Il museo MAN di Nuoro, in collaborazione con il m.a.x. museo di Chiasso, con cui ha siglato un progetto integrato per la valorizzazione dell’autore, ne indaga oggi la ricerca attraverso una sorta di lungo “racconto grafico”, evidenziandone la modernità del linguaggio e tutte le sue straordinarie scelte creative.

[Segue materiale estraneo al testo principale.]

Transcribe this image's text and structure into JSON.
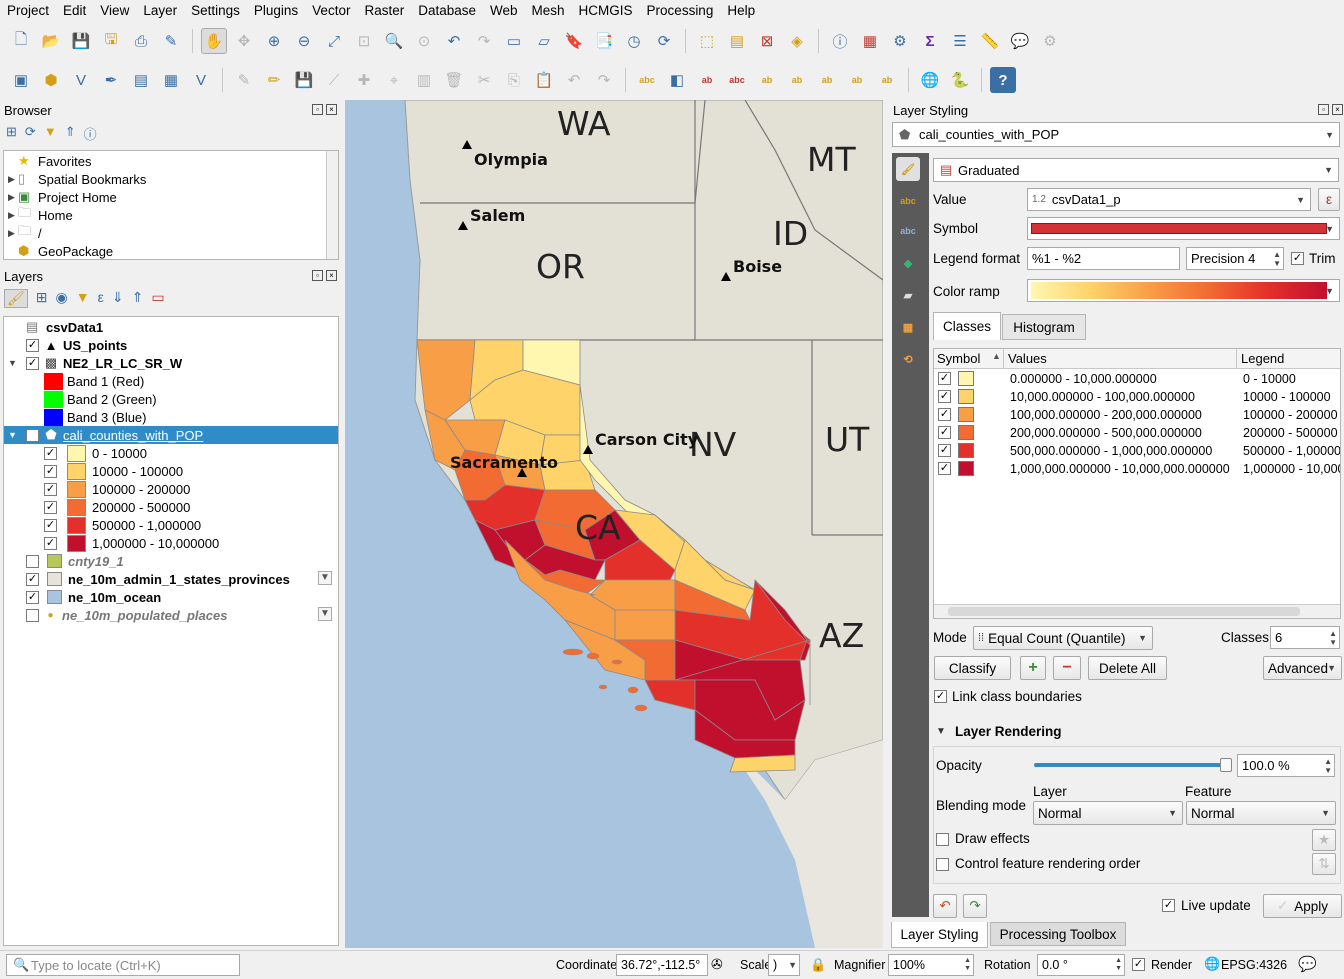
{
  "menu": [
    "Project",
    "Edit",
    "View",
    "Layer",
    "Settings",
    "Plugins",
    "Vector",
    "Raster",
    "Database",
    "Web",
    "Mesh",
    "HCMGIS",
    "Processing",
    "Help"
  ],
  "browser": {
    "title": "Browser",
    "items": [
      "Favorites",
      "Spatial Bookmarks",
      "Project Home",
      "Home",
      "/",
      "GeoPackage"
    ]
  },
  "layers": {
    "title": "Layers",
    "items": [
      {
        "name": "csvData1"
      },
      {
        "name": "US_points"
      },
      {
        "name": "NE2_LR_LC_SR_W"
      },
      {
        "name": "Band 1 (Red)",
        "color": "#ff0000"
      },
      {
        "name": "Band 2 (Green)",
        "color": "#00ff00"
      },
      {
        "name": "Band 3 (Blue)",
        "color": "#0000ff"
      },
      {
        "name": "cali_counties_with_POP"
      },
      {
        "name": "0 - 10000",
        "color": "#fff7b0"
      },
      {
        "name": "10000 - 100000",
        "color": "#fdd36a"
      },
      {
        "name": "100000 - 200000",
        "color": "#f89e47"
      },
      {
        "name": "200000 - 500000",
        "color": "#f26b32"
      },
      {
        "name": "500000 - 1,000000",
        "color": "#e3302a"
      },
      {
        "name": "1,000000 - 10,000000",
        "color": "#c1102e"
      },
      {
        "name": "cnty19_1",
        "color": "#b5c95a"
      },
      {
        "name": "ne_10m_admin_1_states_provinces",
        "color": "#e8e3d8"
      },
      {
        "name": "ne_10m_ocean",
        "color": "#a9c4de"
      },
      {
        "name": "ne_10m_populated_places"
      }
    ]
  },
  "map": {
    "states": [
      "WA",
      "MT",
      "ID",
      "OR",
      "NV",
      "UT",
      "CA",
      "AZ"
    ],
    "cities": [
      "Olympia",
      "Salem",
      "Boise",
      "Carson City",
      "Sacramento"
    ]
  },
  "styling": {
    "title": "Layer Styling",
    "layer": "cali_counties_with_POP",
    "renderer": "Graduated",
    "value_label": "Value",
    "value": "csvData1_p",
    "value_prefix": "1.2",
    "symbol_label": "Symbol",
    "legend_format_label": "Legend format",
    "legend_format": "%1 - %2",
    "precision": "Precision 4",
    "trim": "Trim",
    "color_ramp_label": "Color ramp",
    "tabs": [
      "Classes",
      "Histogram"
    ],
    "columns": [
      "Symbol",
      "Values",
      "Legend"
    ],
    "classes": [
      {
        "values": "0.000000 - 10,000.000000",
        "legend": "0 - 10000",
        "color": "#fff7b0"
      },
      {
        "values": "10,000.000000 - 100,000.000000",
        "legend": "10000 - 100000",
        "color": "#fdd36a"
      },
      {
        "values": "100,000.000000 - 200,000.000000",
        "legend": "100000 - 200000",
        "color": "#f89e47"
      },
      {
        "values": "200,000.000000 - 500,000.000000",
        "legend": "200000 - 500000",
        "color": "#f26b32"
      },
      {
        "values": "500,000.000000 - 1,000,000.000000",
        "legend": "500000 - 1,000000",
        "color": "#e3302a"
      },
      {
        "values": "1,000,000.000000 - 10,000,000.000000",
        "legend": "1,000000 - 10,000000",
        "color": "#c1102e"
      }
    ],
    "mode_label": "Mode",
    "mode": "Equal Count (Quantile)",
    "classes_label": "Classes",
    "classes_count": "6",
    "classify": "Classify",
    "delete_all": "Delete All",
    "advanced": "Advanced",
    "link_boundaries": "Link class boundaries",
    "layer_rendering": "Layer Rendering",
    "opacity_label": "Opacity",
    "opacity": "100.0 %",
    "opacity_fraction": 1.0,
    "blending_label": "Blending mode",
    "layer_sub": "Layer",
    "feature_sub": "Feature",
    "blend_layer": "Normal",
    "blend_feature": "Normal",
    "draw_effects": "Draw effects",
    "control_order": "Control feature rendering order",
    "live_update": "Live update",
    "apply": "Apply",
    "bottom_tabs": [
      "Layer Styling",
      "Processing Toolbox"
    ]
  },
  "status": {
    "locate_placeholder": "Type to locate (Ctrl+K)",
    "coordinate_label": "Coordinate",
    "coordinate": "36.72°,-112.5°",
    "scale_label": "Scale",
    "scale": ")",
    "magnifier_label": "Magnifier",
    "magnifier": "100%",
    "rotation_label": "Rotation",
    "rotation": "0.0 °",
    "render": "Render",
    "crs": "EPSG:4326"
  },
  "colors": {
    "selection": "#308cc6",
    "accent": "#3a6ea5"
  }
}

Trecento lavori, fra disegni e dipinti, bozzetti originali, maquette, pagine pubblicitarie di riviste, fotografie e manifesti, punteggiano cinquant’anni di attività premiata dalle più prestigiose istituzioni culturali del mondo: dalla Palma d’oro della Federazione italiana di pubblicità (1950) alla prestigiosa mostra del MoMA di New York (1952) – nel cui giardino Pintori costruisce una scultura pubblicitaria in ferro –, dall’esposizione al Louvre di Parigi (1955) al certificato di eccellenza dell’American Institute of Graphic Arts (1955), dalla Medaglia d’oro della Fiera internazionale di Milano (1956) all’Eight Annual Typographic Excellence Award del Type Director Club di New York (1962). Durante la prima seduta della neo costituita AGI – Alliance graphique Internazionale – Pintori fu nominato socio e poi divenne presidente per l’Italia dello stesso premio, mentre la celebre rivista giapponese “Idea” lo inserì nell’albo dei trenta designer più significativi del XX secolo, testimoniando così il suo talento e il suo successo raccolto a ogni latitudine.

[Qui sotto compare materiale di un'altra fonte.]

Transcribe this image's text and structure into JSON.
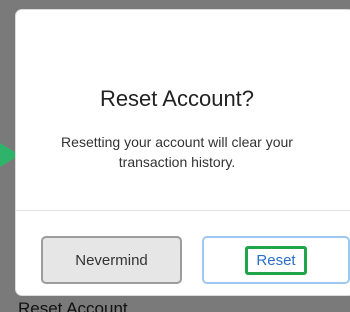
{
  "dialog": {
    "title": "Reset Account?",
    "message": "Resetting your account will clear your transaction history.",
    "cancel_label": "Nevermind",
    "confirm_label": "Reset"
  },
  "background": {
    "partial_heading": "Reset Account"
  },
  "colors": {
    "accent": "#2a6fc7",
    "highlight": "#1fa64a",
    "pointer": "#2fb36b"
  }
}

Genio assoluto della grafica pubblicitaria, scelto da un capitano d’industria illuminato come Adriano Olivetti per veicolare in tutto il mondo il nome della sua azienda e dei suoi prodotti leggendari, dalla Studio 44 alla popolarissima Lettera 22, Pintori è riuscito mirabilmente a sintetizzare sempre, in ogni singola immagine, forma e contenuto. Luce, colore, composizione e gioco creativo costituiscono i suoi ambiti di ricerca principali, che conducono la sua grafica “alla ribalta come unicum metaforico della comunicazione”, disse Paul Rand, il noto designer statunitense autore del logotipo di IBM. Il ritmo veloce delle dita sui tasti di una macchina per scrivere, i caratteri in libertà, i meccanismi interni dei calcolatori trasformati in motivi dinamici e allegri, sono alcune delle cifre del suo linguaggio e di una vera e propria poetica della scrittura fatta di eleganza e ironia.

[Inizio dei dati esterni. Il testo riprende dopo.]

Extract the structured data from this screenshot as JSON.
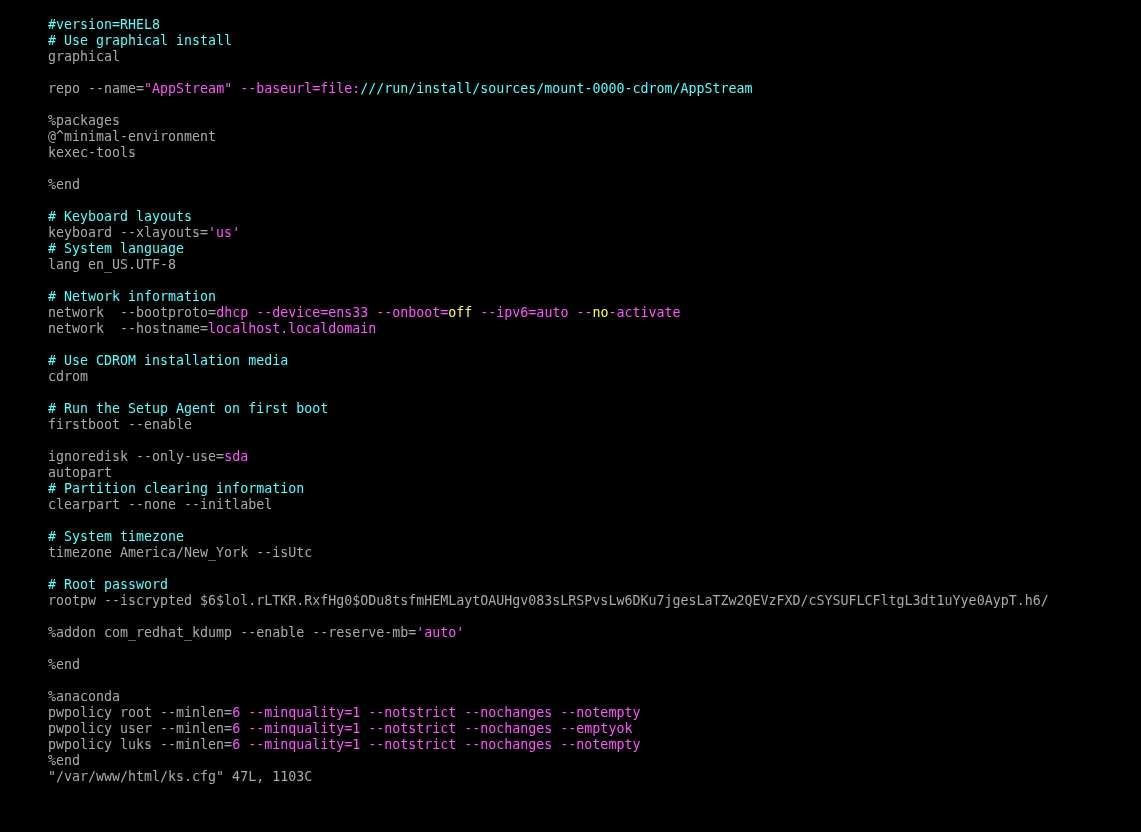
{
  "editor": {
    "lines": [
      {
        "kind": "code",
        "segments": [
          {
            "text": "#version=RHEL8",
            "kind": "comment"
          }
        ]
      },
      {
        "kind": "code",
        "segments": [
          {
            "text": "# Use graphical install",
            "kind": "comment"
          }
        ]
      },
      {
        "kind": "code",
        "segments": [
          {
            "text": "graphical",
            "kind": "plain"
          }
        ]
      },
      {
        "kind": "blank"
      },
      {
        "kind": "code",
        "segments": [
          {
            "text": "repo --name=",
            "kind": "plain"
          },
          {
            "text": "\"AppStream\" --baseurl=file:",
            "kind": "string"
          },
          {
            "text": "///run/install/sources/mount-0000-cdrom/AppStream",
            "kind": "comment"
          }
        ]
      },
      {
        "kind": "blank"
      },
      {
        "kind": "code",
        "segments": [
          {
            "text": "%packages",
            "kind": "plain"
          }
        ]
      },
      {
        "kind": "code",
        "segments": [
          {
            "text": "@^minimal-environment",
            "kind": "plain"
          }
        ]
      },
      {
        "kind": "code",
        "segments": [
          {
            "text": "kexec-tools",
            "kind": "plain"
          }
        ]
      },
      {
        "kind": "blank"
      },
      {
        "kind": "code",
        "segments": [
          {
            "text": "%end",
            "kind": "plain"
          }
        ]
      },
      {
        "kind": "blank"
      },
      {
        "kind": "code",
        "segments": [
          {
            "text": "# Keyboard layouts",
            "kind": "comment"
          }
        ]
      },
      {
        "kind": "code",
        "segments": [
          {
            "text": "keyboard --xlayouts=",
            "kind": "plain"
          },
          {
            "text": "'us'",
            "kind": "string"
          }
        ]
      },
      {
        "kind": "code",
        "segments": [
          {
            "text": "# System language",
            "kind": "comment"
          }
        ]
      },
      {
        "kind": "code",
        "segments": [
          {
            "text": "lang en_US.UTF-8",
            "kind": "plain"
          }
        ]
      },
      {
        "kind": "blank"
      },
      {
        "kind": "code",
        "segments": [
          {
            "text": "# Network information",
            "kind": "comment"
          }
        ]
      },
      {
        "kind": "code",
        "segments": [
          {
            "text": "network  --bootproto=",
            "kind": "plain"
          },
          {
            "text": "dhcp --device=ens33 --onboot=",
            "kind": "string"
          },
          {
            "text": "off",
            "kind": "keyword"
          },
          {
            "text": " --ipv6=auto --",
            "kind": "string"
          },
          {
            "text": "no",
            "kind": "keyword"
          },
          {
            "text": "-activate",
            "kind": "string"
          }
        ]
      },
      {
        "kind": "code",
        "segments": [
          {
            "text": "network  --hostname=",
            "kind": "plain"
          },
          {
            "text": "localhost.localdomain",
            "kind": "string"
          }
        ]
      },
      {
        "kind": "blank"
      },
      {
        "kind": "code",
        "segments": [
          {
            "text": "# Use CDROM installation media",
            "kind": "comment"
          }
        ]
      },
      {
        "kind": "code",
        "segments": [
          {
            "text": "cdrom",
            "kind": "plain"
          }
        ]
      },
      {
        "kind": "blank"
      },
      {
        "kind": "code",
        "segments": [
          {
            "text": "# Run the Setup Agent on first boot",
            "kind": "comment"
          }
        ]
      },
      {
        "kind": "code",
        "segments": [
          {
            "text": "firstboot --enable",
            "kind": "plain"
          }
        ]
      },
      {
        "kind": "blank"
      },
      {
        "kind": "code",
        "segments": [
          {
            "text": "ignoredisk --only-use=",
            "kind": "plain"
          },
          {
            "text": "sda",
            "kind": "string"
          }
        ]
      },
      {
        "kind": "code",
        "segments": [
          {
            "text": "autopart",
            "kind": "plain"
          }
        ]
      },
      {
        "kind": "code",
        "segments": [
          {
            "text": "# Partition clearing information",
            "kind": "comment"
          }
        ]
      },
      {
        "kind": "code",
        "segments": [
          {
            "text": "clearpart --none --initlabel",
            "kind": "plain"
          }
        ]
      },
      {
        "kind": "blank"
      },
      {
        "kind": "code",
        "segments": [
          {
            "text": "# System timezone",
            "kind": "comment"
          }
        ]
      },
      {
        "kind": "code",
        "segments": [
          {
            "text": "timezone America/New_York --isUtc",
            "kind": "plain"
          }
        ]
      },
      {
        "kind": "blank"
      },
      {
        "kind": "code",
        "segments": [
          {
            "text": "# Root password",
            "kind": "comment"
          }
        ]
      },
      {
        "kind": "code",
        "segments": [
          {
            "text": "rootpw --iscrypted $6$lol.rLTKR.RxfHg0$ODu8tsfmHEMLaytOAUHgv083sLRSPvsLw6DKu7jgesLaTZw2QEVzFXD/cSYSUFLCFltgL3dt1uYye0AypT.h6/",
            "kind": "plain"
          }
        ]
      },
      {
        "kind": "blank"
      },
      {
        "kind": "code",
        "segments": [
          {
            "text": "%addon com_redhat_kdump --enable --reserve-mb=",
            "kind": "plain"
          },
          {
            "text": "'auto'",
            "kind": "string"
          }
        ]
      },
      {
        "kind": "blank"
      },
      {
        "kind": "code",
        "segments": [
          {
            "text": "%end",
            "kind": "plain"
          }
        ]
      },
      {
        "kind": "blank"
      },
      {
        "kind": "code",
        "segments": [
          {
            "text": "%anaconda",
            "kind": "plain"
          }
        ]
      },
      {
        "kind": "code",
        "segments": [
          {
            "text": "pwpolicy root --minlen=",
            "kind": "plain"
          },
          {
            "text": "6 --minquality=1 --notstrict --nochanges --notempty",
            "kind": "string"
          }
        ]
      },
      {
        "kind": "code",
        "segments": [
          {
            "text": "pwpolicy user --minlen=",
            "kind": "plain"
          },
          {
            "text": "6 --minquality=1 --notstrict --nochanges --emptyok",
            "kind": "string"
          }
        ]
      },
      {
        "kind": "code",
        "segments": [
          {
            "text": "pwpolicy luks --minlen=",
            "kind": "plain"
          },
          {
            "text": "6 --minquality=1 --notstrict --nochanges --notempty",
            "kind": "string"
          }
        ]
      },
      {
        "kind": "code",
        "segments": [
          {
            "text": "%end",
            "kind": "plain"
          }
        ]
      }
    ],
    "status_line": "\"/var/www/html/ks.cfg\" 47L, 1103C"
  }
}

«La grafica non è sottopittura» rispondeva Pintori a chi lo interrogasse sul linguaggio del segno, l’unico in grado, come sottolineato dall’amico poeta Vittorio Sereni, di «liberare le risorse latenti contenute nell’oggetto o prodotto che […] viene proposto». La mostra ripercorre l’iter creativo e professionale dell’artista, mostrando il processo ideativo dal quale sono scaturiti i progetti che hanno caratterizzato la sua notevole carriera, che va dalla creazione di manifesti, alle locandine, corporate identity, logotipi per le imprese.